Reuters, Published January 14 2014
Experts say keep eye on accounts, protect Social Security number in wake of Target leakLate last year, Target reported that thieves stole cardholder names, card numbers and three-digit security codes between Nov. 27 and Dec. 15.
Last week, the retailer said personal information was stolen, including email addresses and phone numbers. Hackers stole the information of at least 70 million people, Target says.
Here are experts’ answers to some basic questions:
Q: What should Target customers do?
A: At a minimum, customers who shopped at Target during the affected period with a debit card should change their PIN, the personal identification number. You can also request a new debit card from the issuer.
Credit card users can change passwords or ask for a new card, but that may be more trouble than it’s worth and give a false sense of security because the new card is just as vulnerable.
“It is going to quite a hassle to update all of your subscriptions and services attached to that card,” said Yaron Samid, chief executive of BillGuard, a company that offers a free service monitoring credit and debit cards for unusual activity.
Target says it is offering one year of free credit monitoring and identity theft protection to all Target customers who shopped at U.S. stores.
Target customers have three months to enroll in the program. The company says it will announce additional details this week.
Customers who have additional questions can call Target’s hotline at (866) 852-8680.
Q: What should all consumers do?
A: The first line of defense for all credit and debit card holders is to closely monitor your credit and debit card statements all the time, say security experts.
If charges are not disputed, a thief will know the information is valid, allowing the card to be used again illegally, said Yaron Samid, chief executive of BillGuard, a company that offers a free service monitoring credit and debit cards for unusual activity.

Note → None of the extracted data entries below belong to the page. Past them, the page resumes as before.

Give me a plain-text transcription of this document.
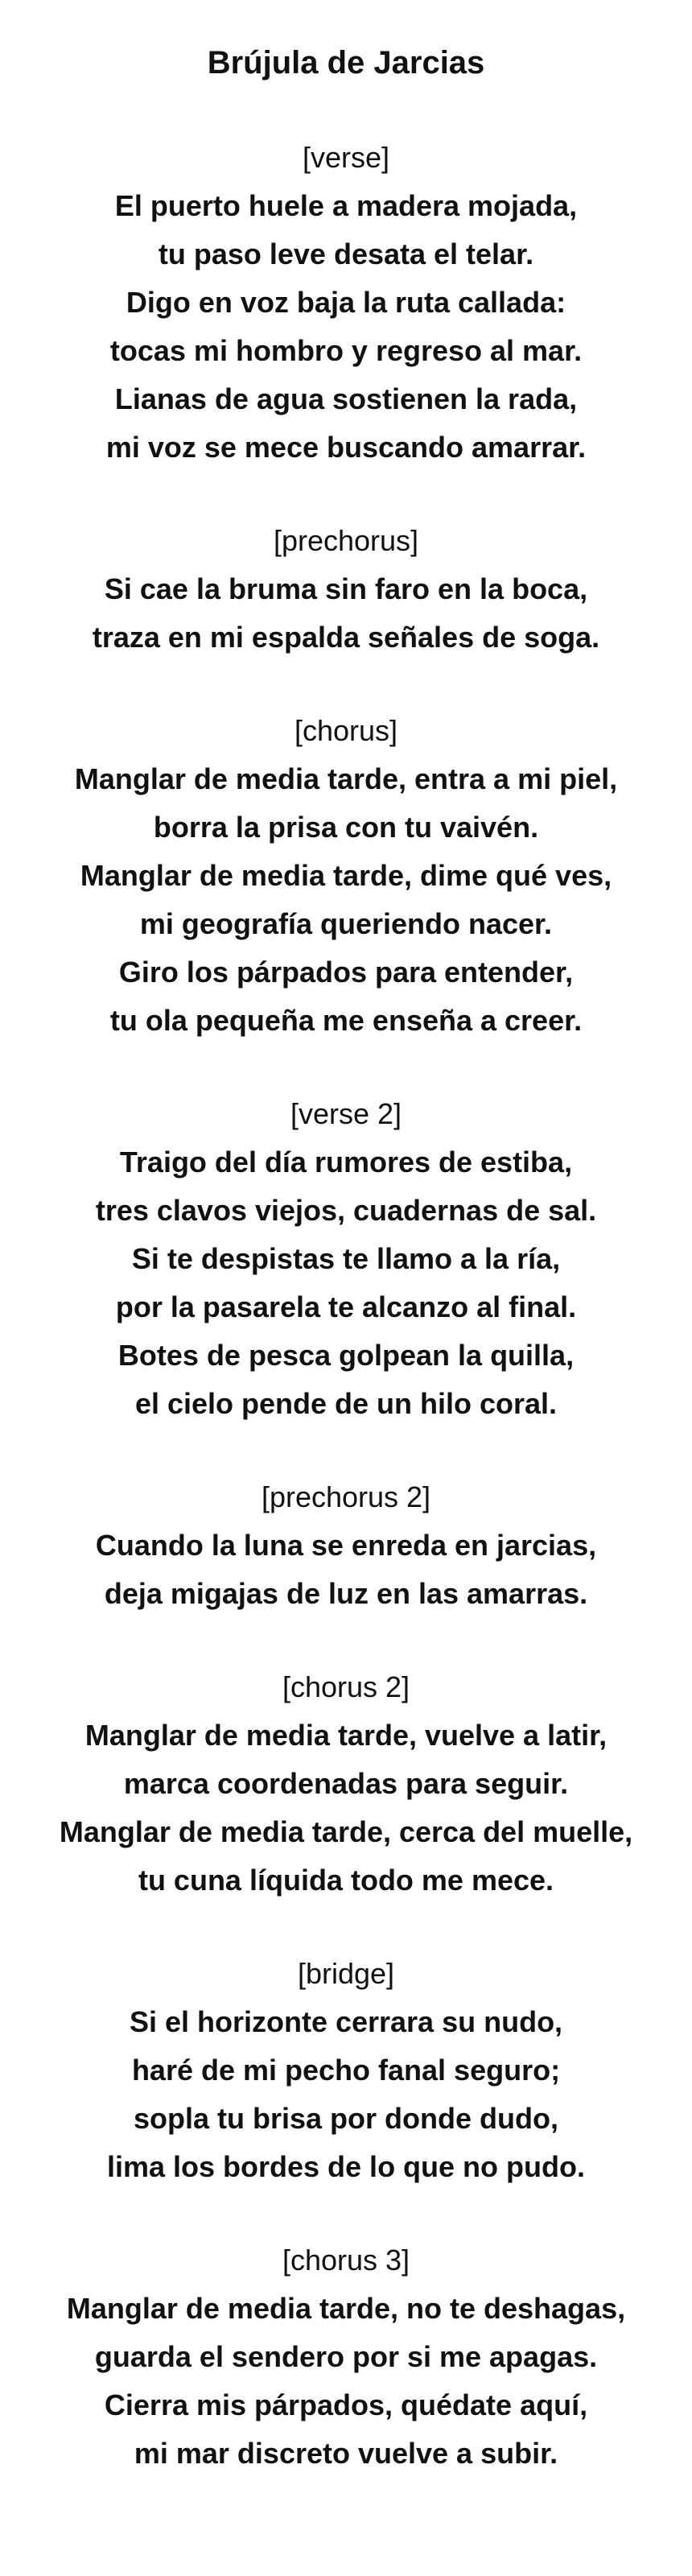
Brújula de Jarcias
[verse]
El puerto huele a madera mojada,
tu paso leve desata el telar.
Digo en voz baja la ruta callada:
tocas mi hombro y regreso al mar.
Lianas de agua sostienen la rada,
mi voz se mece buscando amarrar.
[prechorus]
Si cae la bruma sin faro en la boca,
traza en mi espalda señales de soga.
[chorus]
Manglar de media tarde, entra a mi piel,
borra la prisa con tu vaivén.
Manglar de media tarde, dime qué ves,
mi geografía queriendo nacer.
Giro los párpados para entender,
tu ola pequeña me enseña a creer.
[verse 2]
Traigo del día rumores de estiba,
tres clavos viejos, cuadernas de sal.
Si te despistas te llamo a la ría,
por la pasarela te alcanzo al final.
Botes de pesca golpean la quilla,
el cielo pende de un hilo coral.
[prechorus 2]
Cuando la luna se enreda en jarcias,
deja migajas de luz en las amarras.
[chorus 2]
Manglar de media tarde, vuelve a latir,
marca coordenadas para seguir.
Manglar de media tarde, cerca del muelle,
tu cuna líquida todo me mece.
[bridge]
Si el horizonte cerrara su nudo,
haré de mi pecho fanal seguro;
sopla tu brisa por donde dudo,
lima los bordes de lo que no pudo.
[chorus 3]
Manglar de media tarde, no te deshagas,
guarda el sendero por si me apagas.
Cierra mis párpados, quédate aquí,
mi mar discreto vuelve a subir.
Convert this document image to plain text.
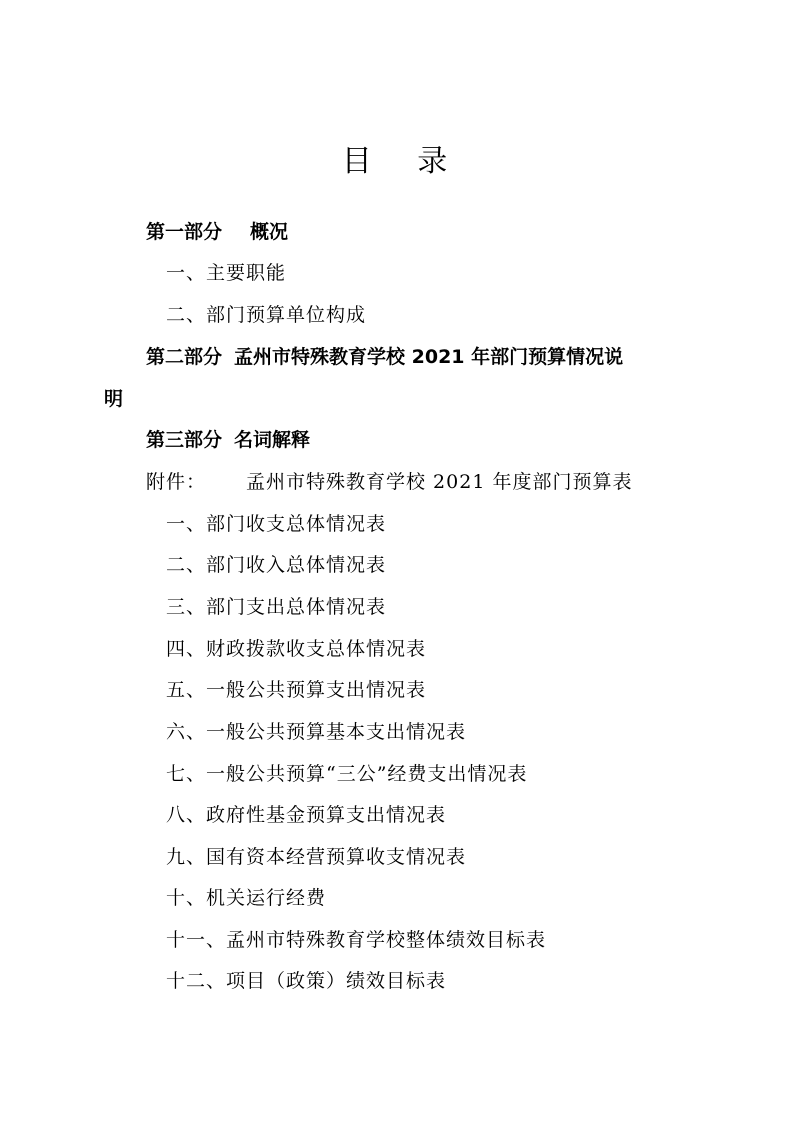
目 录
第一部分 概况
一、主要职能
二、部门预算单位构成
第二部分 孟州市特殊教育学校 2021 年部门预算情况说
明
第三部分 名词解释
附件： 孟州市特殊教育学校 2021 年度部门预算表
一、部门收支总体情况表
二、部门收入总体情况表
三、部门支出总体情况表
四、财政拨款收支总体情况表
五、一般公共预算支出情况表
六、一般公共预算基本支出情况表
七、一般公共预算“三公”经费支出情况表
八、政府性基金预算支出情况表
九、国有资本经营预算收支情况表
十、机关运行经费
十一、孟州市特殊教育学校整体绩效目标表
十二、项目（政策）绩效目标表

Fraudulent charges are often small in scope, because thieves know they are less likely to be noticed.
If you dispute a charge on a credit card, the issuer will typically credit that amount back to you, and then investigate.
With debit cards, which have fewer protections against fraud, the bank will decide to investigate, then decide when and if to credit the amount back to your account.

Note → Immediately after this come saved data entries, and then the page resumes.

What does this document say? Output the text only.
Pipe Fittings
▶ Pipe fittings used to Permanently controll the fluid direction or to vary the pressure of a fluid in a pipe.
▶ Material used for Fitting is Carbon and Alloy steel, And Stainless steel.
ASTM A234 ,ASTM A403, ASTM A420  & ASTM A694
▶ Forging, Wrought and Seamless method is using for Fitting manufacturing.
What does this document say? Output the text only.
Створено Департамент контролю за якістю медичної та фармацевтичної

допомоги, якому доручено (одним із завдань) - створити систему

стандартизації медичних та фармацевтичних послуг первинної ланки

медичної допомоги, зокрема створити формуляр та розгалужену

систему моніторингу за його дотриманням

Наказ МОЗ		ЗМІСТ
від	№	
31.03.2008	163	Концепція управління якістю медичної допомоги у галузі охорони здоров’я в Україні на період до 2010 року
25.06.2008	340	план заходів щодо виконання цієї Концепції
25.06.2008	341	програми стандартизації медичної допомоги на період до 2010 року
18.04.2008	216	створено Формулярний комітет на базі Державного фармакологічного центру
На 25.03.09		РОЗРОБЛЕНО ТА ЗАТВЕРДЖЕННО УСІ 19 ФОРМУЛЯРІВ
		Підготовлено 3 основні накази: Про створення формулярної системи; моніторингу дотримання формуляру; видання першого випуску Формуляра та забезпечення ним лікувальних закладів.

The most aggressive action a consumer can take is to freeze their accounts, which restricts access to your credit report. That can stop account fraud cold when crooks apply for credit using your information, though lifting a credit freeze if you want to apply for a loan or a new credit card is a bit cumbersome. It involves a password-protected process and often carries a fee. It might take up to three days.
Q: How are consumers at further risk than just their debit card and PINs being stolen?
A: Any personal information stolen, like email addresses and phone numbers, could be used for other identity theft “phishing” attacks, where a criminal contacts a person looking for even more information and access to accounts.
In the Target data breach, piggyback attacks could come from scammers pretending to be banks or credit card issuers, asking you for more information, particularly your Social Security number, said Robert Siciliano, online security expert for Internet security company McAfee Inc.
“The goal of the bad guy is always to get a credit card under your name — to take one over or get a new one,” Siciliano said.
The good news is that in order to do that, a thief needs your Social Security number, and Social Security information was not passed along in this breach, Siciliano noted. The bad news is thieves will work during a long period of time to bait you for sensitive information, luring you in with what they already have stolen, he added.